“Killer Camp” EP Steph Harris & Host Bobby Mair Preview The CW’s New Competition Reality Series With a Deadly Twist

This week, The CW will debut the horror whodunnit competition series Killer Camp, one of four alternative acquisitions added to its summer lineup. The premise: a group of campers make their way to Camp Pleasant for what they hope will be a fun-filled summer. What they don’t know, however, is that the game they’re playing has deadly consequences.

PopWire had the opportunity to speak with Steph Harris and Bobby Mair Killer Camp‘s Executive Producer and host, respectively, about the show and why everyone involved was so excited.

As camp counselor and host of the 5-part limited series, Mair tells us his excitement was due to the love of the horror genre. At the early age of just 5-years-old, Bobby found a VHS tape, popped it in, and watched it. It was one of the first films he’s ever watched. That film: “Friday the 13th.”

“It was the most scared I’ve ever been, but nobody stopped me from watching it,” he says. “I’ve always loved horror movies.” Mair points out that Camp‘s murderer, who carries out the killer’s actions in the show, almost looks like “Friday’s” machete-wielding serial killer. “So it was really cool to kind of feel like I was in a horror movie and getting to orchestrate a daily murder. It was amazing.”

The show at its core is almost similar to Survivor, and as a massive fan of the series, that added another element that was fun for Mair to play with. “I loved Survivor growing up,” he says. “I’ve watched it for probably ten years. During the lockdown, I went back started watching Survivor again.

Killer Camp is like Survivor except you get to just get to kill the people that are annoying,” Mair says with a laugh. “That’s what’s amazing about it — the release, the visceral release that you get. That’s really fun.”

Finding campers to eventually “kill off” was not an easy feat. Creator and Executive Producer Steph Harris explains that not only were they looking for people who fit the role and/or had the look of the different types of people you’d expect to see in a horror movie (jock, cheerleader, nerd, etc.), everyone who made it onto the show had to pass a psych test to make sure they were robust enough to take the part.

“The casting team did an incredible job at getting a brilliant cast and then due-diligence to be carried out so that they won’t freak out [when scary stuff happens] and that they were actually going to stay and play, which actually they all did. They were all game on.” When cameras began rolling in Lithuania, the contestants “knew there was going to be a twist, but they had no idea what was going to play out.”

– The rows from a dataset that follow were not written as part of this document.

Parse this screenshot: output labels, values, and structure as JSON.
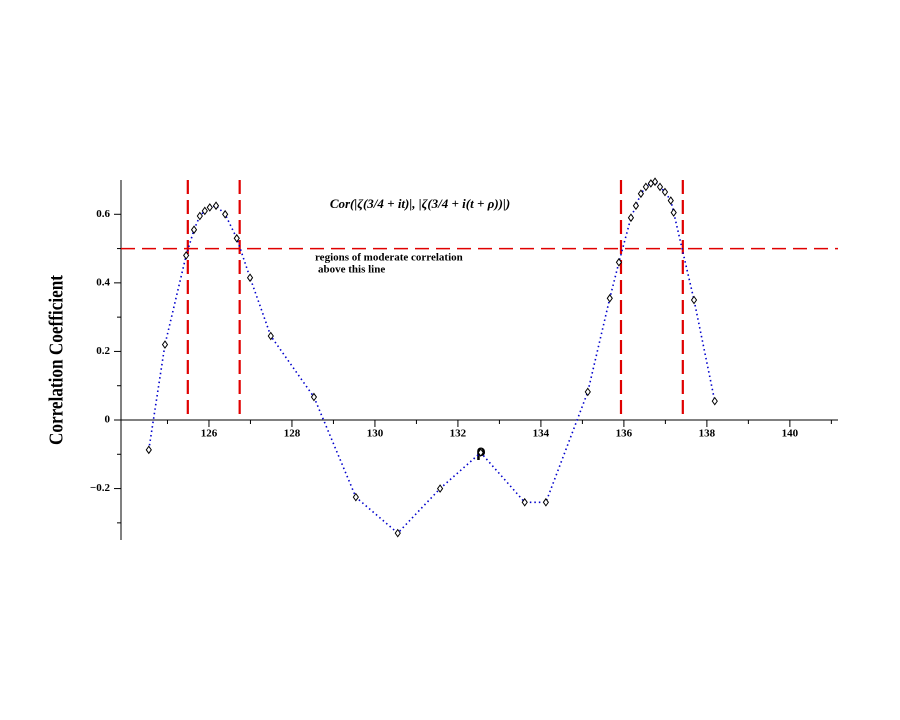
{
  "chart_data": {
    "type": "line",
    "formula": "Cor(|ζ(3/4 + it)|, |ζ(3/4 + i(t + ρ))|)",
    "annotation_lines": [
      "regions of moderate correlation",
      "above this line"
    ],
    "point_label": "ρ",
    "ylabel": "Correlation Coefficient",
    "xlim": [
      123.88,
      141.16
    ],
    "ylim": [
      -0.35,
      0.7
    ],
    "xticks": [
      126,
      128,
      130,
      132,
      134,
      136,
      138,
      140
    ],
    "xminor_ticks": [
      125,
      127,
      129,
      131,
      133,
      135,
      137,
      139,
      141
    ],
    "yticks": [
      {
        "value": -0.2,
        "label": "−0.2"
      },
      0,
      0.2,
      0.4,
      0.6
    ],
    "yminor_ticks": [
      -0.3,
      -0.1,
      0.1,
      0.3,
      0.5
    ],
    "series": [
      {
        "color": "#0000cc",
        "x": [
          124.55,
          124.94,
          125.45,
          125.64,
          125.78,
          125.9,
          126.02,
          126.17,
          126.39,
          126.67,
          126.99,
          127.49,
          128.53,
          129.54,
          130.55,
          131.57,
          132.55,
          133.61,
          134.12,
          135.13,
          135.66,
          135.88,
          136.17,
          136.29,
          136.41,
          136.53,
          136.65,
          136.75,
          136.87,
          136.99,
          137.13,
          137.2,
          137.69,
          138.19
        ],
        "values": [
          -0.087,
          0.22,
          0.48,
          0.555,
          0.595,
          0.61,
          0.62,
          0.625,
          0.6,
          0.53,
          0.415,
          0.245,
          0.067,
          -0.225,
          -0.33,
          -0.2,
          -0.095,
          -0.24,
          -0.24,
          0.082,
          0.355,
          0.46,
          0.59,
          0.625,
          0.66,
          0.68,
          0.69,
          0.695,
          0.68,
          0.665,
          0.64,
          0.605,
          0.35,
          0.055
        ]
      }
    ],
    "vlines": [
      125.49,
      126.74,
      135.93,
      137.42
    ],
    "hline": 0.5,
    "ref_color": "#e00000"
  }
}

Originally aired in the UK, Killer Camp hit television screens as a week-long Halloween special event. Making its way across the pond as an acquisition for The CW, the series will span five weeks, and while the blood and gore will remain intact, thankfully, there have been some slight “sanitizing” made for the American audience.

“The important factor is that in the UK, it was [televised] after 9pm, whereas on The CW, it’s 8pm,” Harris says. “It was really just obviously the language that sometimes we use. There are certain words obviously, that we would need to bleep. We have girls in bikinis and we had to tone some of that down just for the [early time-slot] audience. It’s not in any way edited; it’s more of beeping and blurring.”

Aside from the twists and turns to come this season, host Bobby Mair shares what he can’t wait for viewers to see. “I’m most excited for the audience to see, I would say, who the killer is. Without giving anything away, I just really look forward to people’s reactions to that.” 

Killer Camp premieres Thursday, July 16 at 8pm on The CW.